„Jeder hat das Recht, seine Meinung in Wort, Schrift und Bild frei zu äußern und zu verbreiten und sich aus allgemein zugänglichen Quellen ungehindert zu unterrichten. Die Pressefreiheit und die Freiheit der Berichterstattung durch Rundfunk und Film werden gewährleistet. Eine Zensur findet nicht statt.“

So jedenfalls Artikel 5 des Grundgesetzes für die Bundesrepublik Deutschland, und eigentlich klingt das wie eine eindeutige Sache. Das „sich aus allgemein zugänglichen Quellen“ durchaus auslegungsfähig ist, hat allerdings das OLG München mit Urteil vom 23. Oktober 2008 bewiesen.


In diesem Urteil geht es um einen Verlag aus der norddeutschen Tiefebene, der in seinem Online-Nachrichtendienst über Software berichtete, mit der ein Kopierschutz von DVDs und CDs ausgehebelt werden kann. Obendrein setzte der Verlag noch einen Link auf die Internetseite des auf den Cayman-Inseln beheimateten Herstellers, der Firma Slysoft.

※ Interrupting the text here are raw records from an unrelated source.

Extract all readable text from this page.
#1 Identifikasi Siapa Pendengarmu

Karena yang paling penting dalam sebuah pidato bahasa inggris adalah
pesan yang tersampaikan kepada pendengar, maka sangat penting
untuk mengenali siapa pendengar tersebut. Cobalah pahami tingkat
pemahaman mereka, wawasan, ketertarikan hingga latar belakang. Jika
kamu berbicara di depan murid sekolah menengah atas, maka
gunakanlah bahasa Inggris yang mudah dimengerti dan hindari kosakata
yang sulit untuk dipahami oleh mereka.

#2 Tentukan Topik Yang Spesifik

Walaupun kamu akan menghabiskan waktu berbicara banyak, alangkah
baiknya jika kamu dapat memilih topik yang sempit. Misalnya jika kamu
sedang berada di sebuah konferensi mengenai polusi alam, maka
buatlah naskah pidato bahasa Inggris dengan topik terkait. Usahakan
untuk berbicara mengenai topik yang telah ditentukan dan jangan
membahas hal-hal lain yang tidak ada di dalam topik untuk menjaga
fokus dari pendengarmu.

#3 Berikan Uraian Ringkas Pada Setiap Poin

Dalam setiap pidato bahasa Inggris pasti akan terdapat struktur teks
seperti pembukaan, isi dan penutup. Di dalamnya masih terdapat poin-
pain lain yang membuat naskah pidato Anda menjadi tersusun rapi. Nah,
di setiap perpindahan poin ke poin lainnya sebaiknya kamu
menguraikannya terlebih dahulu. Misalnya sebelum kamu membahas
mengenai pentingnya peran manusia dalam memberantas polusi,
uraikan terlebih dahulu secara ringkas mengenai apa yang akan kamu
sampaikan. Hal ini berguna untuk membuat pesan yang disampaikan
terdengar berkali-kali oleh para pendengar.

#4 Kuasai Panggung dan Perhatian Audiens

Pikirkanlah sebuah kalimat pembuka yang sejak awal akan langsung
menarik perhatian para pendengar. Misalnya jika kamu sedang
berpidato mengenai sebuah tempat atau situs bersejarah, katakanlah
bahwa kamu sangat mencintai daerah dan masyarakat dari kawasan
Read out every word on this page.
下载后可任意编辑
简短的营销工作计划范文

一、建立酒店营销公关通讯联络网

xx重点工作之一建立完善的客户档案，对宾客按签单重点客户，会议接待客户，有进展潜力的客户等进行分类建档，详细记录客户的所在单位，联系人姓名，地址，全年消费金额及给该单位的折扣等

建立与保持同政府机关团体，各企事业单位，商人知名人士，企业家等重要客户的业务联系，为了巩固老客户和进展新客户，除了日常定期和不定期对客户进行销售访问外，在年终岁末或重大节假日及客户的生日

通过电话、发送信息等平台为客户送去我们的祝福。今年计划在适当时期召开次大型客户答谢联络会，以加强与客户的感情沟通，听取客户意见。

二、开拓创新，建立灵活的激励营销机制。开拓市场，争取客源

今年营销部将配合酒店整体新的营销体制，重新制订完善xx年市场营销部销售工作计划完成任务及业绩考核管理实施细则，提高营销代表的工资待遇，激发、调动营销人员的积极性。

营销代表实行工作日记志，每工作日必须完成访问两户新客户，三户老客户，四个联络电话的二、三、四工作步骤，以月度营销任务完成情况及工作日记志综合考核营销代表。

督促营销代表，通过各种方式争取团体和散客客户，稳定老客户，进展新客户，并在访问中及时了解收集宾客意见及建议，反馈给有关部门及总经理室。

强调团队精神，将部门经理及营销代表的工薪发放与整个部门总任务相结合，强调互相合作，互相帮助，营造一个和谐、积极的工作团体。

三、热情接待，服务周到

Das OLG wertete das nun, anders als die Vorinstanz nicht als Beihilfe zur Urheberrechtsverletzung sondern als gewerbsmäßige Teilnahme (da der Verlag um die Unrechtmäßigkeit der Kopierschutz-Knack-Programme gewusst habe, weil es so ja im Gesetzt stehe).Konsequenz: die Redaktion bzw den Redakteuren drohen nun bei derartigen Berichten eine Freiheitsstrafe von bis zu drei Jahren.

Das ist in der Tat einzigartig, Journalisten bei Berichterstattung den Knast anzudrohen. Gleichzeitig stellt sich die Frage, ob nicht LeserInnen der Online-Berichte auch ohne einen expliziten Link durch schlichte Eingabe des Wortes „Slysoft“ in das entsprechende Google-Suchfeld auch zur fraglichen Webseite von Slysoft finden würden – und weiter, ob sich Google, Yahoo, MSN und wie sie alle heißen dann nicht schon mit dem Anbieten eines Suchdienstes in gleichem Sinne strafwürdig verhalten. Alle in den Knast? Absurd.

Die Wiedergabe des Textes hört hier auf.